For Texas tea partiers, Tuesday’s primary might just be a grim day. Tea party candidates running in federal elections this cycle have struggled to get a foothold in the Lone Star state as the movement turns five.
The best example of the fizzle is one-time conservative favorite Rep. Steve Stockman (R-TX), who’s run such an incompetent campaign against Sen. John Cornyn (R-TX) that even other tea party groups have turned against him.
“I network with over 300 liberty groups in Texas, [and] nobody that I know in the liberty movement went out and recruited Stockman. He just pops out and decided he’s going to run,” tea party activist JoAnn Fleming told TPM. “Well it doesn’t take a whole lot of research before one figures out that Steve Stockman is not someone that you’re going to want to hang your movement on.”
Fleming said that her group instead would back Dwayne Stovall in protest, a candidate whose chances are even worse than Stockman’s and who ran an ad that compared Senate Minority Leader Mitch McConnell (R-KY) to a turtle.
Fleming admitted that while a blowout could happen, the shape of the tea party in Texas suggests that it probably won’t happen this cycle.
The problem is bigger than the Texas Senate race. The only other Texas congressional tea party candidate who has received significant national attention this cycle is Dallas conservative Katrina Pierson, who’s landed some significant endorsements in the tea party world, including Arizona Sheriff Joe Arpaio, an early backing by FreedomWorks, Ted Cruz’s father Rafael and former Alaska Gov. Sarah Palin.
But observers don’t expect Pierson to even move to a runoff in her bid for Rep. Pete Sessions’s seat — and Pierson is one of the stronger tea party candidates running at the federal level in Texas this cycle.
“Look, I’m not going to sit here and tell you Katrina Pierson is going to blow out Pete Sessions this time but I do think she is softening up that target,” Fleming said.

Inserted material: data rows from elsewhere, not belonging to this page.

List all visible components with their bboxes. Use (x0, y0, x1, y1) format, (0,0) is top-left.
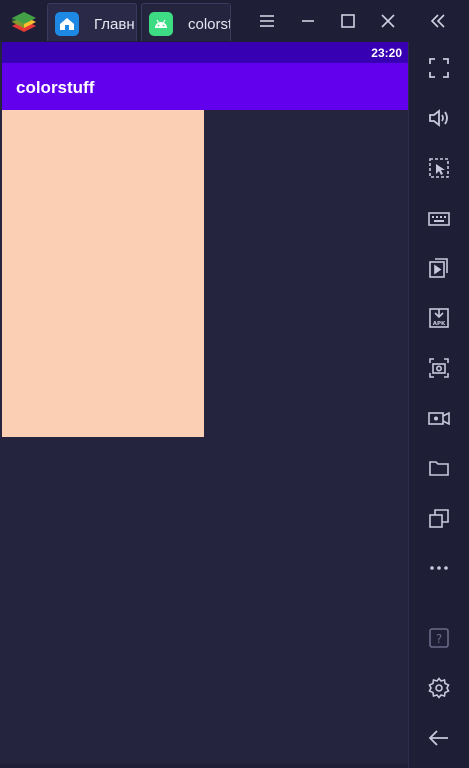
bottom-edge (0, 764, 408, 768)
minimize-icon[interactable] (295, 8, 321, 34)
status-clock: 23:20 (371, 46, 402, 60)
android-screen: 23:20 colorstuff (2, 42, 408, 764)
select-region-icon[interactable] (426, 155, 452, 181)
collapse-sidebar-icon[interactable] (425, 8, 451, 34)
color-block (2, 110, 204, 437)
back-icon[interactable] (426, 725, 452, 751)
tab-home[interactable]: Главн (47, 3, 137, 41)
record-video-icon[interactable] (426, 405, 452, 431)
svg-text:?: ? (436, 632, 442, 646)
more-icon[interactable] (426, 555, 452, 581)
menu-icon[interactable] (254, 8, 280, 34)
settings-icon[interactable] (426, 675, 452, 701)
maximize-icon[interactable] (335, 8, 361, 34)
svg-text:APK: APK (433, 321, 446, 327)
tab-colorstuff-label: colorstuff (188, 16, 230, 33)
volume-icon[interactable] (426, 105, 452, 131)
app-title: colorstuff (16, 78, 95, 97)
close-icon[interactable] (375, 8, 401, 34)
folder-icon[interactable] (426, 455, 452, 481)
apk-install-icon[interactable]: APK (426, 305, 452, 331)
help-icon[interactable]: ? (426, 625, 452, 651)
keyboard-icon[interactable] (426, 205, 452, 231)
emulator-window: Главн colorstuff 23:20 colorstuf (0, 0, 469, 768)
status-bar: 23:20 (2, 42, 408, 63)
title-bar: Главн colorstuff (0, 0, 469, 42)
side-toolbar: APK ? (408, 42, 469, 768)
screenshot-icon[interactable] (426, 355, 452, 381)
bluestacks-logo-icon[interactable] (8, 6, 40, 38)
fullscreen-icon[interactable] (426, 55, 452, 81)
app-bar: colorstuff (2, 63, 408, 110)
media-icon[interactable] (426, 255, 452, 281)
app-content (2, 110, 408, 764)
multi-instance-icon[interactable] (426, 505, 452, 531)
home-icon (55, 12, 79, 36)
tab-home-label: Главн (94, 16, 135, 33)
android-icon (149, 12, 173, 36)
tab-colorstuff[interactable]: colorstuff (141, 3, 231, 41)
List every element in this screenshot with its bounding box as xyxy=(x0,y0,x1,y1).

The one exception to what is expected to be overall lackluster performance for primary challengers is arguably ex-U.S. attorney John Ratcliffe, one of a handful of candidates running in the primary against 90-year-old incumbent Rep. Ralph Hall (R-TX). But Ratcliffe hasn’t been cast as a tea party favorite and identifies as something of a middle-ground candidate.
“My record is one that appeals to tea party conservatives and mainstream Republicans alike,” Ratcliffe said when he announced his candidacy.
Instead, conservative Republicans see their best chances in state and local races. State Sen. Dan Patrick who is running for lieutenant governor and state Sen. Ken Paxton who is running for attorney general both stand a good chance at winning their seats.
Rice University professor Mark Jones told TPM said that the tea party doesn’t “have much going on, given the lack of viable tea party opponents or even the lack of strongly supported tea party candidates in the U.S. Senate race.”
“Other than Katrina Pierson representing a minor nuisance for Rep. Pete Sessions, we don’t really see it at the federal level,” Jones said.